Rolls-Royce’s $500 million Crosspointe jet engine factory, currently under construction, is one of several research facilities created from the business’ partnership with UVA. |
By early 2011, Rolls-Royce plans to finish constructing a new jet-engine plant on a 1,000-acre site in Prince George County which will eventually become the company’s largest manufacturing center in North America. When fully built out, the site, called Crosspointe, will employ about 500 and cost Rolls-Royce about $500 million. It will attract a broad spectrum of the workforce, ranging from technicians requiring associate degrees to Ph.D.-level researchers.
UVA engineering professor Barry Johnson helped write the proposal that convinced Rolls-Royce to build the center in Virginia, and says he is excited that his students and colleagues will be linked to “some of the most advanced aerospace technologies in the world.”
In addition to the factories, UVA, Virginia Tech and the state have banded together to create two research centers that will complement Rolls-Royce’s work.
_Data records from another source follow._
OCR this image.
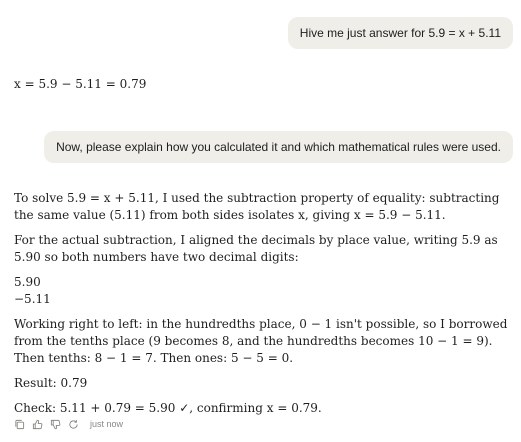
Hive me just answer for 5.9 = x + 5.11

x = 5.9 − 5.11 = 0.79

Now, please explain how you calculated it and which mathematical rules were used.

To solve 5.9 = x + 5.11, I used the subtraction property of equality: subtracting the same value (5.11) from both sides isolates x, giving x = 5.9 − 5.11.

For the actual subtraction, I aligned the decimals by place value, writing 5.9 as 5.90 so both numbers have two decimal digits:

5.90

−5.11

Working right to left: in the hundredths place, 0 − 1 isn't possible, so I borrowed from the tenths place (9 becomes 8, and the hundredths becomes 10 − 1 = 9). Then tenths: 8 − 1 = 7. Then ones: 5 − 5 = 0.

Result: 0.79

Check: 5.11 + 0.79 = 5.90 ✓, confirming x = 0.79.

just now
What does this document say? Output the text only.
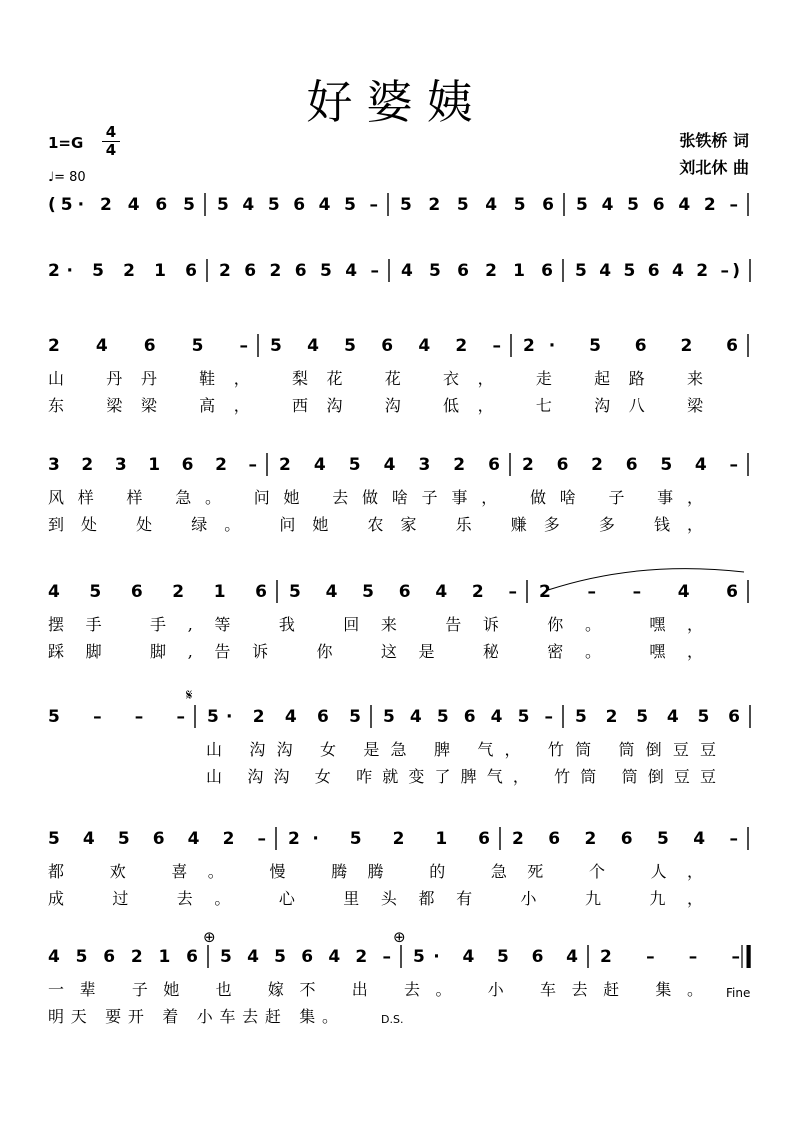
(5· 2 4 6 5 5 4 5 6 4 5 – 5 2 5 4 5 6 5 4 5 6 4 2 –
2· 5 2 1 6 2 6 2 6 5 4 – 4 5 6 2 1 6 5 4 5 6 4 2 –)
2 4 6 5 – 5 4 5 6 4 2 – 2· 5 6 2 6
山 丹丹 鞋， 梨花 花 衣， 走 起路 来
东 梁梁 高， 西沟 沟 低， 七 沟八 梁
3 2 3 1 6 2 – 2 4 5 4 3 2 6 2 6 2 6 5 4 –
风样 样 急。 问她 去做啥子事， 做啥 子 事，
到处 处 绿。 问她 农家 乐 赚多 多 钱，
4 5 6 2 1 6 5 4 5 6 4 2 – 2 – – 4 6
摆手 手,等 我 回来 告诉 你。 嘿，
踩脚 脚,告诉 你 这是 秘 密。 嘿，
5 – – – 5· 2 4 6 5 5 4 5 6 4 5 – 5 2 5 4 5 6
山 沟沟 女 是急 脾 气， 竹筒 筒倒豆豆
山 沟沟 女 咋就变了脾气， 竹筒 筒倒豆豆
5 4 5 6 4 2 – 2· 5 2 1 6 2 6 2 6 5 4 –
都 欢 喜。 慢 腾腾 的 急死 个 人，
成 过 去。 心 里头都有 小 九 九，
4 5 6 2 1 6 5 4 5 6 4 2 – 5· 4 5 6 4 2 – – –
一辈 子她 也 嫁不 出 去。 小 车去赶 集。
明天 要开 着 小车去赶 集。
好婆姨
$1=G \frac{4}{4}$
♩= 80
张铁桥 词
刘北休 曲
𝄋
⊕	⊕
Fine
D.S.
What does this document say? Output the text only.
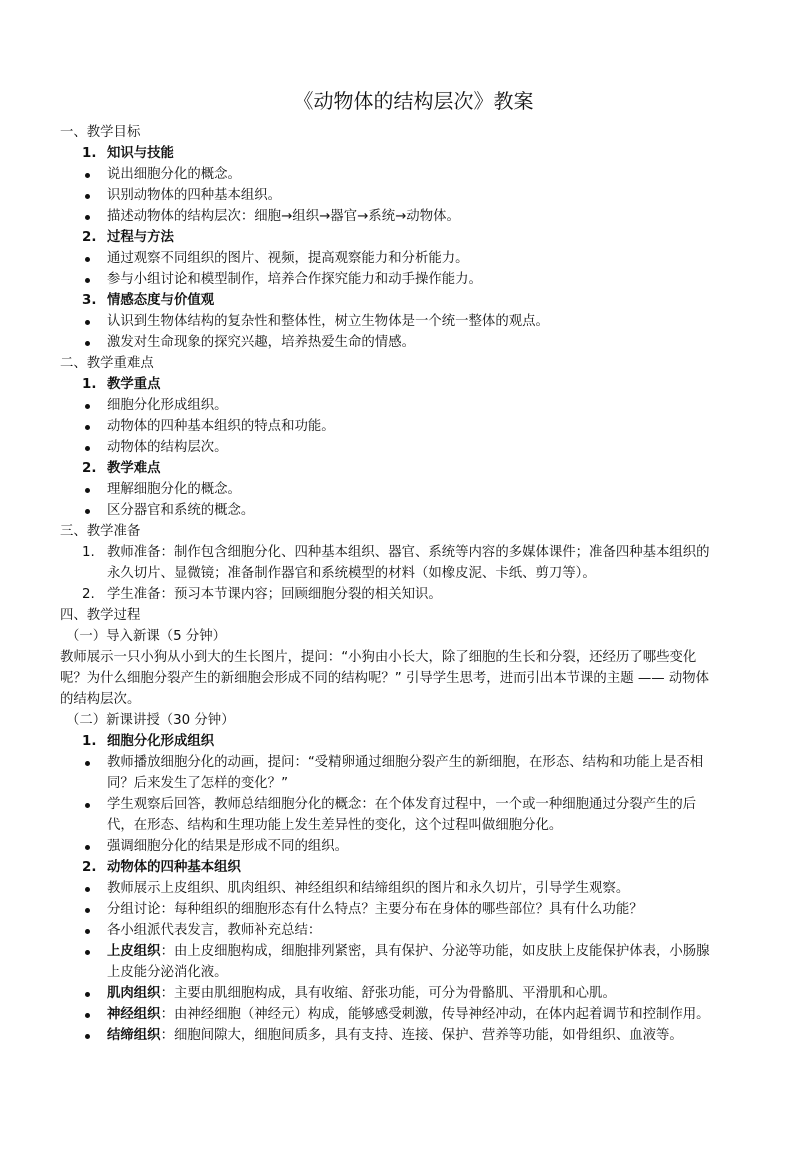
《动物体的结构层次》教案
一、教学目标
1. 知识与技能
说出细胞分化的概念。
识别动物体的四种基本组织。
描述动物体的结构层次：细胞→组织→器官→系统→动物体。
2. 过程与方法
通过观察不同组织的图片、视频，提高观察能力和分析能力。
参与小组讨论和模型制作，培养合作探究能力和动手操作能力。
3. 情感态度与价值观
认识到生物体结构的复杂性和整体性，树立生物体是一个统一整体的观点。
激发对生命现象的探究兴趣，培养热爱生命的情感。
二、教学重难点
1. 教学重点
细胞分化形成组织。
动物体的四种基本组织的特点和功能。
动物体的结构层次。
2. 教学难点
理解细胞分化的概念。
区分器官和系统的概念。
三、教学准备
1. 教师准备：制作包含细胞分化、四种基本组织、器官、系统等内容的多媒体课件；准备四种基本组织的
永久切片、显微镜；准备制作器官和系统模型的材料（如橡皮泥、卡纸、剪刀等）。
2. 学生准备：预习本节课内容；回顾细胞分裂的相关知识。
四、教学过程
（一）导入新课（5 分钟）
教师展示一只小狗从小到大的生长图片，提问：“小狗由小长大，除了细胞的生长和分裂，还经历了哪些变化
呢？为什么细胞分裂产生的新细胞会形成不同的结构呢？” 引导学生思考，进而引出本节课的主题 —— 动物体
的结构层次。
（二）新课讲授（30 分钟）
1. 细胞分化形成组织
教师播放细胞分化的动画，提问：“受精卵通过细胞分裂产生的新细胞，在形态、结构和功能上是否相
同？后来发生了怎样的变化？”
学生观察后回答，教师总结细胞分化的概念：在个体发育过程中，一个或一种细胞通过分裂产生的后
代，在形态、结构和生理功能上发生差异性的变化，这个过程叫做细胞分化。
强调细胞分化的结果是形成不同的组织。
2. 动物体的四种基本组织
教师展示上皮组织、肌肉组织、神经组织和结缔组织的图片和永久切片，引导学生观察。
分组讨论：每种组织的细胞形态有什么特点？主要分布在身体的哪些部位？具有什么功能？
各小组派代表发言，教师补充总结：
上皮组织：由上皮细胞构成，细胞排列紧密，具有保护、分泌等功能，如皮肤上皮能保护体表，小肠腺
上皮能分泌消化液。
肌肉组织：主要由肌细胞构成，具有收缩、舒张功能，可分为骨骼肌、平滑肌和心肌。
神经组织：由神经细胞（神经元）构成，能够感受刺激，传导神经冲动，在体内起着调节和控制作用。
结缔组织：细胞间隙大，细胞间质多，具有支持、连接、保护、营养等功能，如骨组织、血液等。
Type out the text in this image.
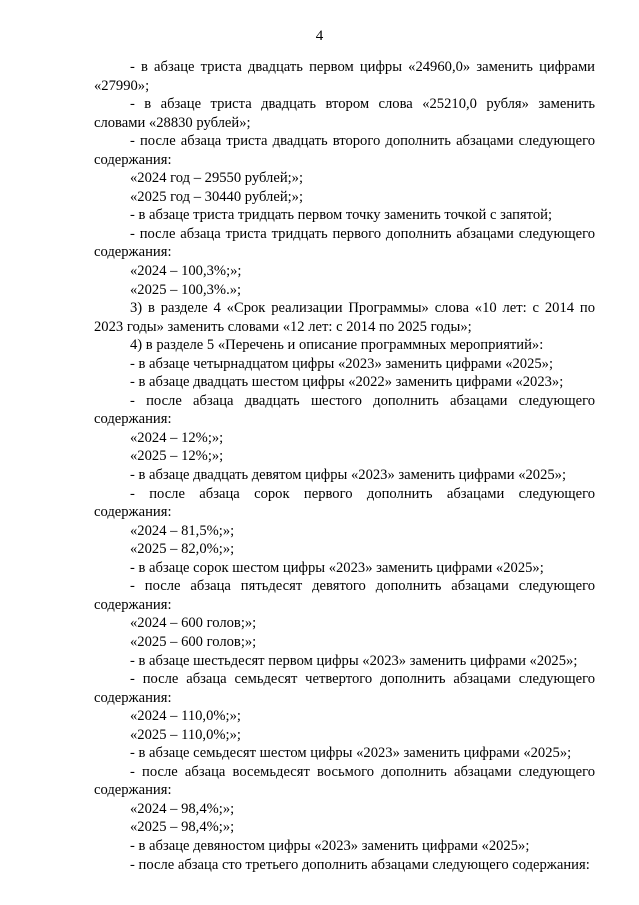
4

- в абзаце триста двадцать первом цифры «24960,0» заменить цифрами «27990»;

- в абзаце триста двадцать втором слова «25210,0 рубля» заменить словами «28830 рублей»;

- после абзаца триста двадцать второго дополнить абзацами следующего содержания:

«2024 год – 29550 рублей;»;

«2025 год – 30440 рублей;»;

- в абзаце триста тридцать первом точку заменить точкой с запятой;

- после абзаца триста тридцать первого дополнить абзацами следующего содержания:

«2024 – 100,3%;»;

«2025 – 100,3%.»;

3) в разделе 4 «Срок реализации Программы» слова «10 лет: с 2014 по 2023 годы» заменить словами «12 лет: с 2014 по 2025 годы»;

4) в разделе 5 «Перечень и описание программных мероприятий»:

- в абзаце четырнадцатом цифры «2023» заменить цифрами «2025»;

- в абзаце двадцать шестом цифры «2022» заменить цифрами «2023»;

- после абзаца двадцать шестого дополнить абзацами следующего содержания:

«2024 – 12%;»;

«2025 – 12%;»;

- в абзаце двадцать девятом цифры «2023» заменить цифрами «2025»;

- после абзаца сорок первого дополнить абзацами следующего содержания:

«2024 – 81,5%;»;

«2025 – 82,0%;»;

- в абзаце сорок шестом цифры «2023» заменить цифрами «2025»;

- после абзаца пятьдесят девятого дополнить абзацами следующего содержания:

«2024 – 600 голов;»;

«2025 – 600 голов;»;

- в абзаце шестьдесят первом цифры «2023» заменить цифрами «2025»;

- после абзаца семьдесят четвертого дополнить абзацами следующего содержания:

«2024 – 110,0%;»;

«2025 – 110,0%;»;

- в абзаце семьдесят шестом цифры «2023» заменить цифрами «2025»;

- после абзаца восемьдесят восьмого дополнить абзацами следующего содержания:

«2024 – 98,4%;»;

«2025 – 98,4%;»;

- в абзаце девяностом цифры «2023» заменить цифрами «2025»;

- после абзаца сто третьего дополнить абзацами следующего содержания:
The Commonwealth Center for Aerospace Propulsion Systems is already up and running at both schools and the Commonwealth Center for Advanced Manufacturing is slated to open its doors in Prince George County—more than 90 miles from UVA—by early 2012.
The propulsion center is where students and their professors will conduct initial research. Those ideas will be further explored by advanced scientists at the manufacturing center where they will refine the blueprints and craft proposals for Rolls-Royce and other companies to consider.
“By working side-by-side with industry to understand what the real problems are,” Johnson says, “we can work with concepts at our universities that can then be accelerated into solutions.”
Crosspointe may also solve the job-market jitters for some, according to Johnson.
“It will create opportunities for students who want to go straight from an undergraduate degree to employment,” he says. In addition, UVA Engineering will hire 11 faculty members as a part of the partnership, while three positions will be created within the McIntire School of Commerce.
In fact, UVA has already hired two faculty members—one from the University of Illinois’ well-reputed engineering program and one from NASA Glenn Research Center in Ohio.
“They are of very high quality,” Johnson says, “and Rolls-Royce has told us these first two hires are exactly the kind they had in mind.”
Virginia was among eight states that Rolls-Royce considered for the site, but in the end the company chose the Old Dominion because of its quality of life and the presence of two top-notch engineering schools, according to Rolls-Royce spokeswoman Mia Walton. In addition, the company recently moved its North America headquarters to Reston, Virginia.
“Throughout the selection process, Virginia was extremely competitive,” Walton said.